Create Project → Create Evaluation → Import Dataset → Configure Evaluators → Run Evaluation → Analyze Results

Key Features

Project-based Organization: Projects serve as containers for evaluations. Users can create, manage, and share projects, each containing multiple evaluations.
Flexible Dataset Handling: Supports importing data through CSV files (with input-output pairs or input-only data) and production data from deployed model traces.
Streamlined Evaluation Process: Evaluate model performance using out-of-the-box evaluators such as Groundness, Coherence, Toxicity, and more.
Flexibility for Different Data Scenarios: Supports three evaluation scenarios:
- One Input, One Output: Simple, straightforward evaluations.
- One Input, Multiple Outputs: Assess multiple outputs from a single input.
- Input Only: Generate outputs with your production model when only input data is available.

Why Use Evaluation Studio?

Streamlined Workflow: Manage projects, upload data, perform evaluations, and track results—all in one place.
Customizability: Define evaluation criteria to suit specific needs, from simple to complex use cases.
Collaboration: Share projects with collaborators, supporting team-based model evaluation in a centralized environment.
Continuous Improvement: Run regular evaluations to track model performance over time and drive ongoing optimization.
Seamless Integration: Import data from deployed production models and export custom trace data for further analysis.

User Journey

The following outlines the key actions at each stage of the Model Evaluation workflow:

Create a project — Log in to the Platform, go to Evaluation Studio, and create a project under Model Evaluation.
Create an evaluation — Create an evaluation within your project to organize session data.
Import a dataset — Upload a CSV dataset or import production data for evaluation.
Configure evaluators — Choose Quality, Safety, or RAGAS evaluators and map prompt variables to dataset columns.
Run an evaluation — Trigger the evaluation against your dataset and selected evaluators.
View evaluation results — Review evaluator tiles in Evaluation Insights with color-coded visual indicators.
Export evaluation results — Export the evaluation table as a CSV for offline analysis.

Projects

In Evaluation Studio, projects act as the core containers for organizing evaluations. Each project can store multiple evaluations, and each evaluation contains a distinct dataset.

Roles and Permissions

Roles and permissions determine who can access and modify projects and evaluations.

Role	Capabilities
Admin	Full access to create, modify, and delete projects and evaluations. Can manage user permissions and invite new users.
Editor	Can create and modify evaluations within a project, but cannot manage users or project-level settings.
Viewer	Read-only access — can view all evaluations, scores, score explanations, and evaluator properties.

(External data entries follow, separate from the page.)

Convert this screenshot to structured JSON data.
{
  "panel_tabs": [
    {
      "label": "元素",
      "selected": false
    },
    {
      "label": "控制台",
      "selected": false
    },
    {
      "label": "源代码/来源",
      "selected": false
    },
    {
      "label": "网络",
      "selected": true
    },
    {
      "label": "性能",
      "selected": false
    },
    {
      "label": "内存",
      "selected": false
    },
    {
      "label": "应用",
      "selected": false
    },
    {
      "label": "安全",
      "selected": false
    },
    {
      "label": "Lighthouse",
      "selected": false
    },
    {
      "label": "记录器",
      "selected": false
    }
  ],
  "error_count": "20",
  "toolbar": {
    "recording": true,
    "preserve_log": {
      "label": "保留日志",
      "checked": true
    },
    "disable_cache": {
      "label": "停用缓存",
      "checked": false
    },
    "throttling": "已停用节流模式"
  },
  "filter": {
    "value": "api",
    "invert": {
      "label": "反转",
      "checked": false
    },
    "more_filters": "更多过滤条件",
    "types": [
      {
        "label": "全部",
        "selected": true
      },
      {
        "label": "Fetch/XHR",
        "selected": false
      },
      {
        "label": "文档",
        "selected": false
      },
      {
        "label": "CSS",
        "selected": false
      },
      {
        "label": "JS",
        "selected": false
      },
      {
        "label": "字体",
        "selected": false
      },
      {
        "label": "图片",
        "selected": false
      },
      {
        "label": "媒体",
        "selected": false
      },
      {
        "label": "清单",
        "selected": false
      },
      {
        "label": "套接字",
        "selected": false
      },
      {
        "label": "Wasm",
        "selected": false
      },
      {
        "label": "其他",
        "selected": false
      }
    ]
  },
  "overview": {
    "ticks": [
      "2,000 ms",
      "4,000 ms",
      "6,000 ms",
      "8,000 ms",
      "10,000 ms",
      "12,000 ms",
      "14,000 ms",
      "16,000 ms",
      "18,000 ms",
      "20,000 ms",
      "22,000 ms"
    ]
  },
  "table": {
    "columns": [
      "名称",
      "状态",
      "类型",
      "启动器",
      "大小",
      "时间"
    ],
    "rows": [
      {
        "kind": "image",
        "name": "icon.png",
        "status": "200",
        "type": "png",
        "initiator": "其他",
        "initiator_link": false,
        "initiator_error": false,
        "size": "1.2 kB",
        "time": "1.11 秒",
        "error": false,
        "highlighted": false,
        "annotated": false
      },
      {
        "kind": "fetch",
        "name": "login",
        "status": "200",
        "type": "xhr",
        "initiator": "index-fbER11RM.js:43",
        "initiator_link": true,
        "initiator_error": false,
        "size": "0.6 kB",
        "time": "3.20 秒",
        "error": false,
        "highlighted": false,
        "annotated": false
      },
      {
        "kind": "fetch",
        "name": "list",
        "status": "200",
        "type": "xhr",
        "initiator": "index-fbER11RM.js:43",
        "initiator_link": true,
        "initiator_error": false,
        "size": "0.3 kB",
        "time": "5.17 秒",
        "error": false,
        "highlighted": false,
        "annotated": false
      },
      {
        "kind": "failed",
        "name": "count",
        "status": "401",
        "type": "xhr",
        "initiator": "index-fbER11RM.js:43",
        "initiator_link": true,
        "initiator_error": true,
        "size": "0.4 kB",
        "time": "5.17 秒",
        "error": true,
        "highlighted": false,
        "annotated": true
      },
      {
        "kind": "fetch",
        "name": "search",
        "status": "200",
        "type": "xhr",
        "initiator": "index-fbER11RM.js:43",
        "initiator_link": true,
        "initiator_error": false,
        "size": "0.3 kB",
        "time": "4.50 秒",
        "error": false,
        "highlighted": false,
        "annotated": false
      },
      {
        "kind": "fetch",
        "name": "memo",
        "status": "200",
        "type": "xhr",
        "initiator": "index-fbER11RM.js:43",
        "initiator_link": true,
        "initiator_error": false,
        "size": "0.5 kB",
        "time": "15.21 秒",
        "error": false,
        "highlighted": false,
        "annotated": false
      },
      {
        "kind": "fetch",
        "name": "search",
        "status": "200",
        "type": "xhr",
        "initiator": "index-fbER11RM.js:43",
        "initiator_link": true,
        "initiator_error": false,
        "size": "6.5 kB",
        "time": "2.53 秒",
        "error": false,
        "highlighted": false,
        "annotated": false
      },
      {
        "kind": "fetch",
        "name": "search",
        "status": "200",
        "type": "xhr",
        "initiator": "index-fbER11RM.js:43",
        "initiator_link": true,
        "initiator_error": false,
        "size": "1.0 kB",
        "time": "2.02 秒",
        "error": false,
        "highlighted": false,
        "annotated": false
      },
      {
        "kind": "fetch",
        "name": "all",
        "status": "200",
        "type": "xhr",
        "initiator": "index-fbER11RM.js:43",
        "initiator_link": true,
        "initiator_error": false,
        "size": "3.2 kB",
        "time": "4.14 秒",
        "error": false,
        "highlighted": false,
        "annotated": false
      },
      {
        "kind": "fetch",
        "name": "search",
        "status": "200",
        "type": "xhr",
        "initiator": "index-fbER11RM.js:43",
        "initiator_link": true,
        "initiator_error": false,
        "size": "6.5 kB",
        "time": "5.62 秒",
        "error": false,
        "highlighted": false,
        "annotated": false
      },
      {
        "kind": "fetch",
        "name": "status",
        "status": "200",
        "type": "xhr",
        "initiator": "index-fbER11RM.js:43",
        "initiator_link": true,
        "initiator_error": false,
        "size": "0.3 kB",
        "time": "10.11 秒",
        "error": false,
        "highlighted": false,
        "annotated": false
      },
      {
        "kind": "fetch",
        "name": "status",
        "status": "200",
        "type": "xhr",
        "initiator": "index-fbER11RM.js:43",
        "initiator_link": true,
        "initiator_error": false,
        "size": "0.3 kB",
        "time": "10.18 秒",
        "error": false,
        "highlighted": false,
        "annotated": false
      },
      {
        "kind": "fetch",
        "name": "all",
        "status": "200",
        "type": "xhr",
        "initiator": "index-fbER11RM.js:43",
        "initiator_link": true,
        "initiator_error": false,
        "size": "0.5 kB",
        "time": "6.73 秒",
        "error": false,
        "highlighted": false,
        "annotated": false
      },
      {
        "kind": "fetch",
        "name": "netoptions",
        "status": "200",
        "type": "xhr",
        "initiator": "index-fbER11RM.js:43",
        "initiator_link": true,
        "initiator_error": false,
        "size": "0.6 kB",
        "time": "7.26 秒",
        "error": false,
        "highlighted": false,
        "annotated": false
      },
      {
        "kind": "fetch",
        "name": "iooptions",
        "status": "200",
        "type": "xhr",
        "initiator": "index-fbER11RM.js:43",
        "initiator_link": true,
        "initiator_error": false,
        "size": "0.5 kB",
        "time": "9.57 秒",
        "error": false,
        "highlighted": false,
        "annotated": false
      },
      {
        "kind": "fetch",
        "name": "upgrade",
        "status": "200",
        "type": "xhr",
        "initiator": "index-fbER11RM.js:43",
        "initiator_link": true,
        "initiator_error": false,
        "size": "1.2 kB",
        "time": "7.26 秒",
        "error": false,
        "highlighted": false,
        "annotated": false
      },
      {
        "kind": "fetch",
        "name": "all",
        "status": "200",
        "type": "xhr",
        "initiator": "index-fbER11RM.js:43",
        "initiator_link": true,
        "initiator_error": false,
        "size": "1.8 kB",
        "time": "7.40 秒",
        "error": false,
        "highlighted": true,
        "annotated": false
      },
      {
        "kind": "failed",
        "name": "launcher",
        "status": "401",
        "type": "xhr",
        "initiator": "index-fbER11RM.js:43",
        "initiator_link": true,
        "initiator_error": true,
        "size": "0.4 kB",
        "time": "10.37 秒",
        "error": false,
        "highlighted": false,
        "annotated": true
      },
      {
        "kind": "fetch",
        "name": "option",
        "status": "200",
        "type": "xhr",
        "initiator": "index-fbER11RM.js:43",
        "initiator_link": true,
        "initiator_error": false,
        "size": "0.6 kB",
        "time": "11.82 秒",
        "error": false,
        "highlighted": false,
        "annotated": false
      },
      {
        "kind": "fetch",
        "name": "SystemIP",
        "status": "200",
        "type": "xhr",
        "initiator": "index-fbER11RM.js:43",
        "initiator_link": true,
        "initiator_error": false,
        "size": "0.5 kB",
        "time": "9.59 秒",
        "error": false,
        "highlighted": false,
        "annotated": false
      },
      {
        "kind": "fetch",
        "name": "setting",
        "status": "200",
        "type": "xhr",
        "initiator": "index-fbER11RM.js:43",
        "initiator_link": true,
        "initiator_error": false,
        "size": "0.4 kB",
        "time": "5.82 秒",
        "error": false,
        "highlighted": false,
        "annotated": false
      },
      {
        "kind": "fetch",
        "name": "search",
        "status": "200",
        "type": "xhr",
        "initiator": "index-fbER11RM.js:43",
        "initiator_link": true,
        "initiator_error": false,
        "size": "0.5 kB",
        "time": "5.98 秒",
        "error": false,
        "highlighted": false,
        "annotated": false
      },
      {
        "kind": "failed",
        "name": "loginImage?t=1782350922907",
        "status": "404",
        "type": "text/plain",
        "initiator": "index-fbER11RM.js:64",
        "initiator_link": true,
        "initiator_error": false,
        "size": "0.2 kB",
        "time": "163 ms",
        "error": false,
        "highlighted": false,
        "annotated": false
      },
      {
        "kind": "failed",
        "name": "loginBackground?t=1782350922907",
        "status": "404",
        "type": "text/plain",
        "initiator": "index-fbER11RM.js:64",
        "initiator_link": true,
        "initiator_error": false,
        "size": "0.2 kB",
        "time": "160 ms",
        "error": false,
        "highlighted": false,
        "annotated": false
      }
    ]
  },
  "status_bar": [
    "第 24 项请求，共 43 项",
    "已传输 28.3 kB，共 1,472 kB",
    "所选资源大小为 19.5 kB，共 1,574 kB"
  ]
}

Note: Permissions are applied consistently across all evaluations within a project. Users invited to a project have access to all evaluations within it based on their role. Users cannot be invited at the evaluation level.

Creating a New Project

Steps to create a new project:

Navigate to Model Evaluation.
On the Projects tab, click New Project.
In the Create a new project dialog, enter a name for the project (maximum 100 characters).
Click Create. The system redirects you to the newly created project’s main page.
Click the More options icon (three dots) in the project row to manage it:
- Rename — Change the project name.
- Delete — Permanently delete the project and all its associated evaluations and datasets.
- Share — Share the project with other users by providing email addresses or user identifiers.

Evaluations

Evaluations are central components within a project where users can test model performance against datasets. Each evaluation resides within a project and includes one dataset. The dedicated evaluations structure within projects eliminates the need to rename uploaded datasets—users can directly name the evaluation for the use case.

Creating an Evaluation

Steps to create an evaluation:

Navigate to Model Evaluation.
Click the Projects tab and select the relevant project.
To create a first evaluation, click Create evaluation.
If evaluations already exist for the project, click New evaluation in the Evaluations section.
In the Create evaluation dialog, enter a name for the evaluation and click Done. The system redirects to the Import dataset page.
To manage an existing evaluation, click the three-dot icon in its row:
- Rename — Change the evaluation name.
- Delete — Delete the evaluation.

Import Datasets

Evaluation Studio provides a flexible approach for importing and managing datasets. There are several ways to bring data into the platform:

Import a dataset — Upload datasets in CSV format containing input-output pairs or input-only data.
Import production data — Import data from real-time deployed models with filters for date range, source, and specific columns from model traces.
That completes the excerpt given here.